Preparing for the Splunk Enterprise Deployment Practical Lab

Well, I didn't make as much progress on the subject run-book as I would've liked, but it has been a productive day. I was able to troubleshoot an inputs.conf problem for a colleague, off the top of my head, no less. That's a big deal in my view, 'cause the Admin manual for version 8.0.2 lists 64 multi-page conf files in its appendices.

And then us both being cloud novices reared its ugly head: they came back to me saying that they were unsuccessful in making their master node a license slave; the command was timing out. Well, as many (if not most) of my readers will know, by default, EC2 instances are placed in their own separate security group by default; or at least that's the theory guiding the latest troubleshooting.

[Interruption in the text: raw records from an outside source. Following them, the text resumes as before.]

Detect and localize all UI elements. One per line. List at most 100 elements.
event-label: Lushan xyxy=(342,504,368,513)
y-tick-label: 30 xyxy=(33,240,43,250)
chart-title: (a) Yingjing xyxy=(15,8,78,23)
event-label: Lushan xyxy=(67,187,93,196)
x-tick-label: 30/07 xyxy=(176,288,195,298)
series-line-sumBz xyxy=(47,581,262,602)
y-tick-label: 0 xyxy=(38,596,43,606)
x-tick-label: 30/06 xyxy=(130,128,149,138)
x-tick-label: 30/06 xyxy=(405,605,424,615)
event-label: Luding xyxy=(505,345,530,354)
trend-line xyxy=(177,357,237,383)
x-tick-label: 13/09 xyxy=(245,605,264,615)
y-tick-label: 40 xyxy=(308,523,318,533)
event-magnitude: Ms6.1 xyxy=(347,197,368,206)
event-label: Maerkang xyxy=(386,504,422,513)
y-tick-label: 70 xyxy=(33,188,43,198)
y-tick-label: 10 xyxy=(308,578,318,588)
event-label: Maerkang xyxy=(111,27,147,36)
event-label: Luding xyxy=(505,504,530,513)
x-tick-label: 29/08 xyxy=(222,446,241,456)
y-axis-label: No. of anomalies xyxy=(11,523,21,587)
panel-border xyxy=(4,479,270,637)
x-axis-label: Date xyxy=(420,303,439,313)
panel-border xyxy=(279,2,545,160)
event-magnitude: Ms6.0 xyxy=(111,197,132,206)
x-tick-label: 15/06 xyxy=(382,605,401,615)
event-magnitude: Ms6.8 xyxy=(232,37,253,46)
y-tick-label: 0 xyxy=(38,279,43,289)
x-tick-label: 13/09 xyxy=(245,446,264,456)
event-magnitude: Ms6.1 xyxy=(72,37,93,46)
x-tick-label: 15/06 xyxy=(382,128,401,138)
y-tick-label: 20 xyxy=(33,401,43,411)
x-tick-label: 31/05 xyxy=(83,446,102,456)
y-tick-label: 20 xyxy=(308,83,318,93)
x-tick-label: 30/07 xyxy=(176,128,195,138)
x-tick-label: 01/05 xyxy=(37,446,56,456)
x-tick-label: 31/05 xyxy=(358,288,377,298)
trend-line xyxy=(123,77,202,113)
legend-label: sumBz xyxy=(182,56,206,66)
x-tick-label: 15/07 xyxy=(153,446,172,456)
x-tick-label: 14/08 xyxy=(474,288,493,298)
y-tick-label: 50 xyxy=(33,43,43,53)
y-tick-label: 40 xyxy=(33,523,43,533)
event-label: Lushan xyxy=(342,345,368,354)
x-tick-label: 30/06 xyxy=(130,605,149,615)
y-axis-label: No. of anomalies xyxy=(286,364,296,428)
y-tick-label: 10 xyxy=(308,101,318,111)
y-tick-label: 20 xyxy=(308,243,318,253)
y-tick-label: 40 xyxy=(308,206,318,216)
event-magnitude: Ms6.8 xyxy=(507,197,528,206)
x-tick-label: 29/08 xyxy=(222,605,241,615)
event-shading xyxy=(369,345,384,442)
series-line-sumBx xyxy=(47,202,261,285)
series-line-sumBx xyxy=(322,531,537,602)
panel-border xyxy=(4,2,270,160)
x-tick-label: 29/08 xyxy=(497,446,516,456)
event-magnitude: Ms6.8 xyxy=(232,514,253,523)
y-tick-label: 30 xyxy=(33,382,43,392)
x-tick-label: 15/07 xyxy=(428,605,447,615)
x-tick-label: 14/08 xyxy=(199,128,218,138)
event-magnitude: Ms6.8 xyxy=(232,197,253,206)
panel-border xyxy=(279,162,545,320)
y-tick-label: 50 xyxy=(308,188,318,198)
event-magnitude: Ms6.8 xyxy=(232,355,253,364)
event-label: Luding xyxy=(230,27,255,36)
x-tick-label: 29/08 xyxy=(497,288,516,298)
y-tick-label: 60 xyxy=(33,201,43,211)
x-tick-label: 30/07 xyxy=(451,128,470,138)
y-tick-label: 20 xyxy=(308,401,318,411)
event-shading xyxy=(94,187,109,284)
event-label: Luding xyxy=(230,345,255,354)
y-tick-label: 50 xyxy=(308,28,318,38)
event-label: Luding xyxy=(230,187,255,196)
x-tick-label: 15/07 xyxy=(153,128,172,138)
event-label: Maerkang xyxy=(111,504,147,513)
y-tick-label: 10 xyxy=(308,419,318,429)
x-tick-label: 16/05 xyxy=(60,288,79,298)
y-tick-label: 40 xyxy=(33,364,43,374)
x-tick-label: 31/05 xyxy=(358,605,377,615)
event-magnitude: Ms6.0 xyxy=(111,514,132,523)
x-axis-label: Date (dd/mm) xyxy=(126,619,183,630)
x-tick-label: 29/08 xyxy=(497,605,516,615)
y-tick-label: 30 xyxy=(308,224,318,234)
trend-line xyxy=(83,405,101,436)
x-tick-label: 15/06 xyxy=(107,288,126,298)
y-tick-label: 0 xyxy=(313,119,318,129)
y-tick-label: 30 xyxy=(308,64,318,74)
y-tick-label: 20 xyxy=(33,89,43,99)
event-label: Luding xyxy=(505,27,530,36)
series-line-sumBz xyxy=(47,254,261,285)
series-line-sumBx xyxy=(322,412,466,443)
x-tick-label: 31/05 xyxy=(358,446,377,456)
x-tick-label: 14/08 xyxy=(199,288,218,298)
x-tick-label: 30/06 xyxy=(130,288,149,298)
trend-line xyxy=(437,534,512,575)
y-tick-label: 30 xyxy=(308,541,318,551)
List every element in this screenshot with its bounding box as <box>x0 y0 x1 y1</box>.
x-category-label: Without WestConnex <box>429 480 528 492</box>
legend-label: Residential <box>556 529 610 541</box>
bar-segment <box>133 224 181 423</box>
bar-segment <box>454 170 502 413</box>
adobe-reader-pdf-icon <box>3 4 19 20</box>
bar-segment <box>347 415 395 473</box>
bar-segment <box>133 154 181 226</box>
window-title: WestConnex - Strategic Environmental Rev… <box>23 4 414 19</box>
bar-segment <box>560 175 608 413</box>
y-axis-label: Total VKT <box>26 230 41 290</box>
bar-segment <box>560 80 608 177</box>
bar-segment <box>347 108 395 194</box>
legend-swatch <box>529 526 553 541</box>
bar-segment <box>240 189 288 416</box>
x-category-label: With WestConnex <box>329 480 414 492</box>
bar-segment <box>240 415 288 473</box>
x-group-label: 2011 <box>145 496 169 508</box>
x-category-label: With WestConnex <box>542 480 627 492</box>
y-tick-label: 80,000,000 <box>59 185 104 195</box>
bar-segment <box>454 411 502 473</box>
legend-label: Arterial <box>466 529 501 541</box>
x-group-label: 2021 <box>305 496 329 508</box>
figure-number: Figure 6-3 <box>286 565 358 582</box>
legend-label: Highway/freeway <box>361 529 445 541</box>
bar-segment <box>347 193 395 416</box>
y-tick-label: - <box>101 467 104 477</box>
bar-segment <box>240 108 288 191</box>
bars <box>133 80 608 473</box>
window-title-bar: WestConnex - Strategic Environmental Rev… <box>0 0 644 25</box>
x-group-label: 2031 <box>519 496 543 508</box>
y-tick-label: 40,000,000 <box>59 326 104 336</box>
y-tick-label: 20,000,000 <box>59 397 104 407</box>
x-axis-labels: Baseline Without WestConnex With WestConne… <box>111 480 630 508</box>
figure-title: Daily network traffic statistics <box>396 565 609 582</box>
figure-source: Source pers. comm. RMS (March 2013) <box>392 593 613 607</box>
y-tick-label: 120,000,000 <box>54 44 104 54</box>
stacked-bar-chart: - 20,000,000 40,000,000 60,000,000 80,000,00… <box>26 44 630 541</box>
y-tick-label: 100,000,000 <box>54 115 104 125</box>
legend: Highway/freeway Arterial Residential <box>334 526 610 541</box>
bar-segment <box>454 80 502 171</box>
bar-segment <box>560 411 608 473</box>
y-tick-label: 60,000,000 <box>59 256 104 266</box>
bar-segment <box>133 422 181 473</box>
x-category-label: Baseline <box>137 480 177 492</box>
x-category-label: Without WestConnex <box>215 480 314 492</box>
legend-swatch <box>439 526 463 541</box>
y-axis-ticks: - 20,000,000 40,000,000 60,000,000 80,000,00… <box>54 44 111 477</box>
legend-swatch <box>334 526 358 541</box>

My mind jumped to checking that the license master was listening, and once that was confirmed, that there might be a firewall problem. I knew how to check for iptables, but I'm a fish out of water in CentOS/Amazon Linux. However, I think that was a bit of a red herring, and I'm crossing my fingers for success once all the instances are moved into the same security group. [Edit: Theory confirmed and problem corrected apparently, hours later now, after the kids are in bed and I've had a chance to check my email.]

I bring all this up because, as practical as the subject lab is — from what I've been told, anyway — it still must be artificial or canned to ensure students are tested on their Splunk knowledge, in a timely fashion. So, practising for it, whether in the cloud or on bare metal, is bound to run into all sorts of problems that won't be relevant to the test itself. The good news is, pretty much every one of those problems will be completely relevant in the real world — a.k.a. the place where I'll be doing 99% of my future deployments.

Now that the EC2 interface/dashboard hasn't proved this task completely trivial, I'm seriously considering writing some Terraform to automate it instead. It'll be the perfect opportunity to reinforce that knowledge, and, hopefully, won't take too much time away from my Splunk practice. If it goes well, new hires will be able to use it; I'll throw it up on GitHub as well.